In the next section (pp. 185-190), I continue to be edified by what Wright affirms, and mystified by what he denies. This is the section where he discusses the surrounding context of Romans 3:28, which says, “Therefore we conclude that a man is justified by faith without the deeds of the law.”
Describing the run-up to this statement in the first chapters of Romans, Wright says, “Clearly nomos means ‘Torah’ throughout” (p. 185). But, as we have seen, this is not true. There are places prior to this where nomos clearly does not mean Torah. The law speaks to those who are under the law (Rom. 3:19), and the nomos speaks in the form of a grim litany from Psalms and Isaiah. In that list Paul doesn’t quote Moses once, which should be relevant, depending on where Wright sets the boundaries of Torah. I generally use the word Torah to describe the law of Moses. But however elastic the Torah might be, it certainly does not stretch to include the “law unto themselves” (Rom. 2:14) that Gentiles could glean from the stars and from their hearts. I believe that Wright has clearly overstated his exegetical point here.
At the same time, he clearly wants to get past the current wrangles, a point he has made more than once.
“‘Imputed righteousness’ is a Reformation answer to a mediaeval question, in the mediaeval terms which were themselves part of the problem” (p. 187).
The reason I think Wright is confused about all this (and not in the position of one who denies imputation straight out) is because he consistently affirms in tangled backhanded ways what he thinks he must be rejecting.

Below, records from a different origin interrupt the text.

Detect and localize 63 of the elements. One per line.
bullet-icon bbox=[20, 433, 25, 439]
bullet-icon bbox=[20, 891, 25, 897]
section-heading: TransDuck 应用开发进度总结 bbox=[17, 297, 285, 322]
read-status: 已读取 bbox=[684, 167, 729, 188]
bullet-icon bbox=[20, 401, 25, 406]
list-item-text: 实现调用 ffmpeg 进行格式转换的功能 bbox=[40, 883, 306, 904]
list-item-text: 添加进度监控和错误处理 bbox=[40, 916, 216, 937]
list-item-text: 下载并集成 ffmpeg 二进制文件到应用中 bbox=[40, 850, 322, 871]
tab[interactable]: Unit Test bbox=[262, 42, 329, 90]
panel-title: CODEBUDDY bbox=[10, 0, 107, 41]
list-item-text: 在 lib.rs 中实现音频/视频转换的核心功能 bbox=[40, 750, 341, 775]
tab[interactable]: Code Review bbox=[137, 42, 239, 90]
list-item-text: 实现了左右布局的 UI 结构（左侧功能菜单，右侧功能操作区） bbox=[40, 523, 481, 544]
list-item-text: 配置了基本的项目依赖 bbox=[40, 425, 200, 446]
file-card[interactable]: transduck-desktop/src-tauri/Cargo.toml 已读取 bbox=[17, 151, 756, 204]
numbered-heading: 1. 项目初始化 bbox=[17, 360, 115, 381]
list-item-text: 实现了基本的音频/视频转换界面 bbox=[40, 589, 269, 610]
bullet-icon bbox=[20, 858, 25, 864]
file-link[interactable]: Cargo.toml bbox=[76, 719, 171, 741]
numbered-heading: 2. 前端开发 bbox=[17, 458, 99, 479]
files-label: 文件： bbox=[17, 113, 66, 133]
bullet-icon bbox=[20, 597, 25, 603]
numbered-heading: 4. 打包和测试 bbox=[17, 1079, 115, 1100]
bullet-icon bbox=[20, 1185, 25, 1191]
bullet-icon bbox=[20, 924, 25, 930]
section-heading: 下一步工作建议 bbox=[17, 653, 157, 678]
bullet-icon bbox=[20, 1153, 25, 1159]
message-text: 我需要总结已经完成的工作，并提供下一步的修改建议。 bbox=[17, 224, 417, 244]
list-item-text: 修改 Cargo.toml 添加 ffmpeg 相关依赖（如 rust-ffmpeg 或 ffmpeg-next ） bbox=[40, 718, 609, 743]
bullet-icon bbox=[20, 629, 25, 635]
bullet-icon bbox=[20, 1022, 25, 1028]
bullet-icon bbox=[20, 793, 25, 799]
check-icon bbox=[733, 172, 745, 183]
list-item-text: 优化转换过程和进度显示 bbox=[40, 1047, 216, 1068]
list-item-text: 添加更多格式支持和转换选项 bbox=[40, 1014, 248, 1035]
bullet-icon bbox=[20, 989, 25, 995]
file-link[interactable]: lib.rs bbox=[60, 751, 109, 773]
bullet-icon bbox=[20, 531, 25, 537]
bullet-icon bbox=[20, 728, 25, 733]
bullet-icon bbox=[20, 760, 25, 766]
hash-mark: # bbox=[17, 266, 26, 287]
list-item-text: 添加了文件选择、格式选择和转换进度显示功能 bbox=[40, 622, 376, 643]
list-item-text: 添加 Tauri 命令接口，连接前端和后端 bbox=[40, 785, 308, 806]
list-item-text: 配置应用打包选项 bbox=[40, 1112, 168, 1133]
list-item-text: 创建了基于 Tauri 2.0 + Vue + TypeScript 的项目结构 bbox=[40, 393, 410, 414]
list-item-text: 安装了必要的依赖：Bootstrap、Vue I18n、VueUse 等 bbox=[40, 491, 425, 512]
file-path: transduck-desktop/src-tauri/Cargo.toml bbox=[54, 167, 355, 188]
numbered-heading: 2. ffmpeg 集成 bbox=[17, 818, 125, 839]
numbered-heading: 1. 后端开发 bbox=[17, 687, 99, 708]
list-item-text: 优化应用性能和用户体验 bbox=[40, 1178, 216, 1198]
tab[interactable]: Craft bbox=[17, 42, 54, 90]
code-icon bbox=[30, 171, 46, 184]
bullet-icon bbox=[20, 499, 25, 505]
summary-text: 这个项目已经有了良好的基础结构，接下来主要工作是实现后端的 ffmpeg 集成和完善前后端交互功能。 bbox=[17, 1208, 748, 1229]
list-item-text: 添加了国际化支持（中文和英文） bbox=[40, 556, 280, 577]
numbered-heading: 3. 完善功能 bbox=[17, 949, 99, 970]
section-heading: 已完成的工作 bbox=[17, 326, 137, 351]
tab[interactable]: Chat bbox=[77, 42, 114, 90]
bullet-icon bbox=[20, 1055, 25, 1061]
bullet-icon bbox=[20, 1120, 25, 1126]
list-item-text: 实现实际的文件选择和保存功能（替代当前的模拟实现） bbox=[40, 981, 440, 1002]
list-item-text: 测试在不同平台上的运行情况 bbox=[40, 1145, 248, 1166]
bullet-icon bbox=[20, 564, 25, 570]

Wright affirms that in His death, Christ was dying as a substitute. What does the word substitute mean? How does the substitution work? In a game of basketball, when one player substitutes for another, he goes in and the other one comes out. If Christ substituted for me that way, then I do not understand how His playing in the game counts as my playing in the game. But there is another kind of substitution, that of covenantal representation. I have a representative in Congress who votes there on my behalf. He represents me, substitutes for me. What he does, I am considered to have done. Paul teaches in chapter five that this kind of federal representation is the basis of Christ’s substitution for all who believe.
Adam was my representative in the Garden of Eden, and in that situation I did poorly, as it happens. But the last Adam came to another tree four thousand years later. I did a lot better that time.